Basu’s statement begs the question: Why were the Hindu supremacists—hitherto a marginal force—able to exploit the crisis created by the unravelling of the Indian bourgeoisie’s post-independence national development project?

It is the politics of the Stalinist parties, the CPM and CPI, that have politically paralyzed the working class, preventing it from placing itself at the head of India’s toiling masses in a challenge to capitalist rule.

While Basu claims to have always opposed the Congress, the truth is that his Left Front partner, the CPI, has frequently openly allied itself with the Congress. As for the CPM, it has repeatedly urged working people to support one or another capitalist political bloc, including, as during the Janata period (1977-1979), formations in which the Hindu supremacists participated. Whatever their differences, both Stalinist parties have sought to constrain the working class within the framework of parliamentary politics and trade union struggles.

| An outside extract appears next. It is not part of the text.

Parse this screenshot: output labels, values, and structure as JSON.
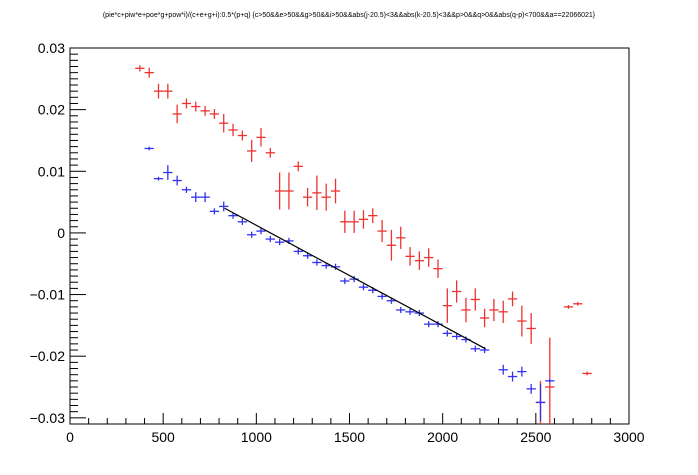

Before the Indian bourgeoisie’s 1991 repudiation of its post-independence national economic development project, in which import substitution and state-planning were employed to promote the expansion of national capital, the Stalinists justified their support for one or another capitalist party on the grounds that the working class had to support the “progressive wing” of the national bourgeoisie against imperialism and feudal reaction. Today, when the bourgeoisie itself has forged a new, closer partnership with imperialism, the Stalinists continue to tie the working class to capitalist politics, but in the name of opposing the BJP and upholding India’s secular constitution. No matter that the Stalinists themselves concede that the Congress has repeatedly connived with communalist reaction.

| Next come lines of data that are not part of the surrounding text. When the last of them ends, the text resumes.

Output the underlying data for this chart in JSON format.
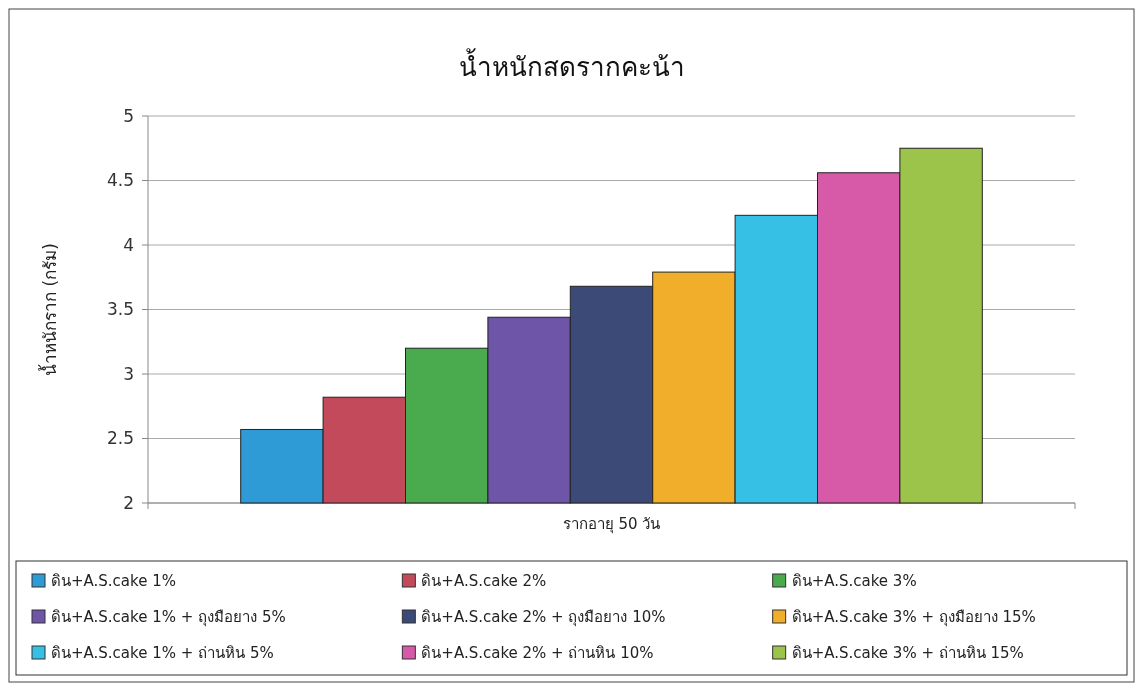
{
  "chart_data": {
    "type": "bar",
    "title": "น้ำหนักสดรากคะน้า",
    "ylabel": "น้ำหนักราก  (กรัม)",
    "categories": [
      "รากอายุ 50 วัน"
    ],
    "series": [
      {
        "name": "ดิน+A.S.cake 1%",
        "color": "#2e9ad6",
        "values": [
          2.57
        ]
      },
      {
        "name": "ดิน+A.S.cake 2%",
        "color": "#c24a5a",
        "values": [
          2.82
        ]
      },
      {
        "name": "ดิน+A.S.cake 3%",
        "color": "#4aaa4e",
        "values": [
          3.2
        ]
      },
      {
        "name": "ดิน+A.S.cake 1% + ถุงมือยาง 5%",
        "color": "#6e55a8",
        "values": [
          3.44
        ]
      },
      {
        "name": "ดิน+A.S.cake 2% + ถุงมือยาง 10%",
        "color": "#3c4a78",
        "values": [
          3.68
        ]
      },
      {
        "name": "ดิน+A.S.cake 3% + ถุงมือยาง 15%",
        "color": "#f0ae2a",
        "values": [
          3.79
        ]
      },
      {
        "name": "ดิน+A.S.cake 1% + ถ่านหิน 5%",
        "color": "#36c0e6",
        "values": [
          4.23
        ]
      },
      {
        "name": "ดิน+A.S.cake 2% + ถ่านหิน 10%",
        "color": "#d65aa8",
        "values": [
          4.56
        ]
      },
      {
        "name": "ดิน+A.S.cake 3% + ถ่านหิน 15%",
        "color": "#9cc44a",
        "values": [
          4.75
        ]
      }
    ],
    "ylim": [
      2,
      5
    ],
    "yticks": [
      2,
      2.5,
      3,
      3.5,
      4,
      4.5,
      5
    ],
    "grid": "y",
    "legend": "bottom"
  }
}
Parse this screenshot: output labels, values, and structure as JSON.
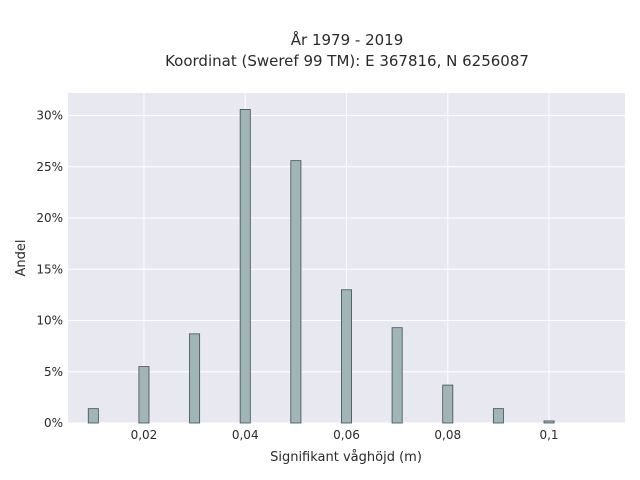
{
  "chart_data": {
    "type": "bar",
    "title_line1": "År 1979 - 2019",
    "title_line2": "Koordinat (Sweref 99 TM): E 367816, N 6256087",
    "xlabel": "Signifikant våghöjd (m)",
    "ylabel": "Andel",
    "xlim": [
      0.005,
      0.115
    ],
    "ylim": [
      0,
      32.2
    ],
    "x_ticks": [
      0.02,
      0.04,
      0.06,
      0.08,
      0.1
    ],
    "x_tick_labels": [
      "0,02",
      "0,04",
      "0,06",
      "0,08",
      "0,1"
    ],
    "y_ticks": [
      0,
      5,
      10,
      15,
      20,
      25,
      30
    ],
    "y_tick_labels": [
      "0%",
      "5%",
      "10%",
      "15%",
      "20%",
      "25%",
      "30%"
    ],
    "bar_width": 0.002,
    "x": [
      0.01,
      0.02,
      0.03,
      0.04,
      0.05,
      0.06,
      0.07,
      0.08,
      0.09,
      0.1
    ],
    "values": [
      1.4,
      5.5,
      8.7,
      30.6,
      25.6,
      13.0,
      9.3,
      3.7,
      1.4,
      0.2
    ],
    "grid": true,
    "bar_color": "#9fb5b6",
    "bar_edge_color": "#3f4f4f",
    "plot_background": "#e8e8f0"
  }
}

Certainly, the rise of the BJP, Shiva Sena and other extreme right-wing forces constitutes a grave danger to India’s toiling masses. However, communal reaction cannot be defeated and the democratic rights of working people defended by subordinating the working class to a government that is pursuing economic policies that can only further aggravate poverty and social inequality. Rather, the rise of communalist and caste-ist politics, like the bourgeoisie’s turn to a new and closer relationship with imperialism, underscores the urgency of the working class adopting a fundamentally new perspective: the independent political mobilization of the working class, so as to make it a pole of attraction for all of Indian’s toiling masses, and on the understanding that the eradication of poverty and liquidation of all the vestiges of India’s colonial past and belated capitalist development are possible only through a socialist struggle, aimed at wresting power from the national bourgeoisie, and in concert with the international working class.